I do not consider these to be true libertarians because inevitably they turn into mouthpieces for self-centered de facto despots who want no checks on their right to enslave others. They also hold that the people are stupid and that only their gods offer a true creative impulse. They point to Frank Lloyd Wright as an example of their genius, not mentioning that every one of his stylish Prarie-Style houses is falling down because he did not listen to contemporaries who warned him that they needed more structural support. They never speak up to the fact that you can be fired for criticizing your boss, that the moment you walk in your workplace in the morning, you lose your rights to freedom of speech and freedom to organize into unions. Corporations severely limit what you can say within them and what changes you make within them. Only those whose imaginations end at the board room door think that they offer ultimate freedom.
There are true capitalist libertarians, but these I have mentioned do not fit the criteria. As a socialist libertarian, I hold firm on the principle that I must not only be free to speak, but ready to listen to reasonable points of view. Where the capitalist libertarian puts the emphasis on protecting the making of money, I put it on protecting what we hold in common. I style myself after John Stuart Mill who held that it was for the good of the community that we must have freedom of speech, that even stupid points of view must be allowed their day if only to show their stupidity.

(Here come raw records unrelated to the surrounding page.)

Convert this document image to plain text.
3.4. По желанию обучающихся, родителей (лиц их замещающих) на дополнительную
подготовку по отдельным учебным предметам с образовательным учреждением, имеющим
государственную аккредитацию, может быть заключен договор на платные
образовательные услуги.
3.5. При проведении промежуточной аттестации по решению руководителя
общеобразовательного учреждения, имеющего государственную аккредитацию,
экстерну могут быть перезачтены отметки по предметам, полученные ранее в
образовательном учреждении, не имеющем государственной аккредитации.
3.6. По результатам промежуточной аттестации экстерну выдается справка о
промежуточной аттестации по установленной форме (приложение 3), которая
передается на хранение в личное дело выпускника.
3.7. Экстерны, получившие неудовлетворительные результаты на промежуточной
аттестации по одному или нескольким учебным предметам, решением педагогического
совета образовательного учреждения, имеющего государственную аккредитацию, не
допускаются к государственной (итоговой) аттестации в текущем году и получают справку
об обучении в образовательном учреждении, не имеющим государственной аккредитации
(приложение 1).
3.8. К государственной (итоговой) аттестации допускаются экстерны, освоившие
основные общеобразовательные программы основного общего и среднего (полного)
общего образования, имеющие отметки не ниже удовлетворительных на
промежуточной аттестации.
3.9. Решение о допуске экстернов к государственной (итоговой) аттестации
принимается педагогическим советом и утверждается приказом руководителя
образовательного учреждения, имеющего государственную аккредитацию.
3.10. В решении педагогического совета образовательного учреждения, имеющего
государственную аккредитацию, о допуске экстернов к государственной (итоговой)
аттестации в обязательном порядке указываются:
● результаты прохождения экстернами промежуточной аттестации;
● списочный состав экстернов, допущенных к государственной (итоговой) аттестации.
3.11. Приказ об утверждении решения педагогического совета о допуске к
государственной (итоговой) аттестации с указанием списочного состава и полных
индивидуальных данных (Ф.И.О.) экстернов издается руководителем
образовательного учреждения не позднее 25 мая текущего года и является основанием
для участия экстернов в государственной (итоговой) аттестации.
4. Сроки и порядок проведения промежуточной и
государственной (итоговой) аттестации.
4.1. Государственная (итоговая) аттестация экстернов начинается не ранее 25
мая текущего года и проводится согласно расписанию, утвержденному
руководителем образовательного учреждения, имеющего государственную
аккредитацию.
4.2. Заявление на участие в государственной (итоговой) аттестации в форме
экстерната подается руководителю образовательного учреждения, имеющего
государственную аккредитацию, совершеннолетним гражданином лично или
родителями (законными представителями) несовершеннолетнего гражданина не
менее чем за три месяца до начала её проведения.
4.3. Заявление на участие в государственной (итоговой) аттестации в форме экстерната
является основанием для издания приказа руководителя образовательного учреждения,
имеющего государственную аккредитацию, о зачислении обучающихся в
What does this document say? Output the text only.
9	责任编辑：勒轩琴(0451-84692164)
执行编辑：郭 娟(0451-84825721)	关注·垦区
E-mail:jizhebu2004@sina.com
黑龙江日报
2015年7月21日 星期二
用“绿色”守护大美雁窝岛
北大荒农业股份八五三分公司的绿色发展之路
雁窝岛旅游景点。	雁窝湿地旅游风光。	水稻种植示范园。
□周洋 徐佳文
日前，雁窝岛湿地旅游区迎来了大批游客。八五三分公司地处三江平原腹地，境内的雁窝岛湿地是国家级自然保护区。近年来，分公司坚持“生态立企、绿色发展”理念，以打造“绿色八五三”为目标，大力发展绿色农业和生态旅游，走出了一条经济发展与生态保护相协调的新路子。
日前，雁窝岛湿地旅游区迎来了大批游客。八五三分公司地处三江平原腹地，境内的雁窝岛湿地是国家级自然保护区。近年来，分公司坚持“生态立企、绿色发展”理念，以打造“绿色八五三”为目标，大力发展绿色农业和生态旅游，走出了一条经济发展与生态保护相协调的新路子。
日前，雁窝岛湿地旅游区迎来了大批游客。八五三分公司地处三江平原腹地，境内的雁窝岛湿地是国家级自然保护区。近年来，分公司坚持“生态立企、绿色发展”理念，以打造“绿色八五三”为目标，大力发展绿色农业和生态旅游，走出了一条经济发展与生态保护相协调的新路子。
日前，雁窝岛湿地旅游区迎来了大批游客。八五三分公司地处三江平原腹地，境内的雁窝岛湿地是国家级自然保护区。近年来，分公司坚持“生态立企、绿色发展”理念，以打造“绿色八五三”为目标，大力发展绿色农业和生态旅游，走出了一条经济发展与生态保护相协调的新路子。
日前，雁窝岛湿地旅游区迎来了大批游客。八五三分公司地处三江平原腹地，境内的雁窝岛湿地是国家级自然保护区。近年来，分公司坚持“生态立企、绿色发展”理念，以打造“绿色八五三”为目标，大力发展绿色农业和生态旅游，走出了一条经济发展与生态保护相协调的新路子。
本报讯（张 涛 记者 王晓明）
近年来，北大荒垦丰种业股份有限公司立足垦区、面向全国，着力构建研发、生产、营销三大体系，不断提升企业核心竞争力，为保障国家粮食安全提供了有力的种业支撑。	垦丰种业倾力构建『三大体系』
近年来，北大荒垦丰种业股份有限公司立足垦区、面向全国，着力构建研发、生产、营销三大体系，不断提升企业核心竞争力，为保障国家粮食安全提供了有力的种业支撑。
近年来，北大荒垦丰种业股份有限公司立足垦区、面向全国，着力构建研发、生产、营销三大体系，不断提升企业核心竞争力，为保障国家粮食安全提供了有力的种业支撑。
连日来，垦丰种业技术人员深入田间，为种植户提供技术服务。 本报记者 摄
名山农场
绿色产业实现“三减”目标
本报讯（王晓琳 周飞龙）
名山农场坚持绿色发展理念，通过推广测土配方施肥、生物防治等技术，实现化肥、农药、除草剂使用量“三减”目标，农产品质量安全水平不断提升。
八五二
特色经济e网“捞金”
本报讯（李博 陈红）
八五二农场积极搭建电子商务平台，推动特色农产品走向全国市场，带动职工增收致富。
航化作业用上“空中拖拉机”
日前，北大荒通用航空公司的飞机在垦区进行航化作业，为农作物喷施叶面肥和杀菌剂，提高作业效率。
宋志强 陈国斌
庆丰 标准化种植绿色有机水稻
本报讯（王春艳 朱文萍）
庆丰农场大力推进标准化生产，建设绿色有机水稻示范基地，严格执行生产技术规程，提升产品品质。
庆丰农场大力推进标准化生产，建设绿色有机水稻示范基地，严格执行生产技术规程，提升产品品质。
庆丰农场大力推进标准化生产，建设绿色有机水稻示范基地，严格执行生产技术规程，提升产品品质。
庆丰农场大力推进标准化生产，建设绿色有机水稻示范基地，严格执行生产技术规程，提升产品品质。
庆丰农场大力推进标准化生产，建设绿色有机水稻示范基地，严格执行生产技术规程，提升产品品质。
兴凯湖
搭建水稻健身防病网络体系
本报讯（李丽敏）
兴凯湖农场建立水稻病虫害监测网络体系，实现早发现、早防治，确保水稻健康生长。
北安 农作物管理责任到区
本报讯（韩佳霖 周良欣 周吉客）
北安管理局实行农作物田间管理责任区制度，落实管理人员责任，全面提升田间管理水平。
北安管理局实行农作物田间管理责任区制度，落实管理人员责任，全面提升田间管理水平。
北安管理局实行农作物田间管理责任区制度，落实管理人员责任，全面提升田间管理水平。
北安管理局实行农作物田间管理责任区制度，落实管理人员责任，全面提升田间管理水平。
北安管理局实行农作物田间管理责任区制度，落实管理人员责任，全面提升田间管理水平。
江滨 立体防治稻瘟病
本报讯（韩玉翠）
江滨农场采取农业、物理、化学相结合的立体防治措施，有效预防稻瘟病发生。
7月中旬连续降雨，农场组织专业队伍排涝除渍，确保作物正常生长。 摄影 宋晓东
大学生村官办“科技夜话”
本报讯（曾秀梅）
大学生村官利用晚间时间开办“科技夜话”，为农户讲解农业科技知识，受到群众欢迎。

All libertarians hold that any law should be carefully considered. Is social pressure enough? Is the damage being done by the act physically real and prosecutable? The socialist libertarian goes on to ask does this law benefit only one person or the whole community? We allow no despots in socialist libertarianism, we prevent no organization of people within the greater body politic. We thus oppose not only the excesses of Capitalism, but those of Communism as well. Russia failed because it did not allow correction of its economy by free voices. It failed because it was taken over by conservative leadership. It failed because it did not respect diversity in outlook. The socialist libertarian holds that diversity is a good thing, that free markets do benefit us in some affairs, but in things we all share — water purification systems, electricity, roads, police and fire, parkland — profit can only warp and seduce us towards authoritarianism and loss of resources. A socialist libertarian does not enter the house of the man who wants to be self-sustaining in energy because there is no need to have him for the sake of profit. For this reason and for reasons of better air and water quality (things that are shared by everyone), it is the socialist libertarian who champions solar energy and other clean fuels. Only under our present system of capitalist authoritarianism are contracts made to limit energy independence. Capitalist libertarians, too, love these things, but only the socialist libertarian takes steps to allow everyone to have the means of independence in their lives, to supplement incomes and make it possible for everyone to put a solar generator on her or his roof if he/she desires. This is one of the reasons why I am a socialist libertarian: it puts all people first. It does not naively say that only through selfishness can there be freedom. We’ve seen too many despots rise on selfishness and we’re looking, encouraging other ways.
Turning the jerk who I saw fossil-collecting was not inconsistent with this view. Community property exists for all people. All libertarians believe that there should be some laws. The question is what do they protect first: private interest or the good of all the people?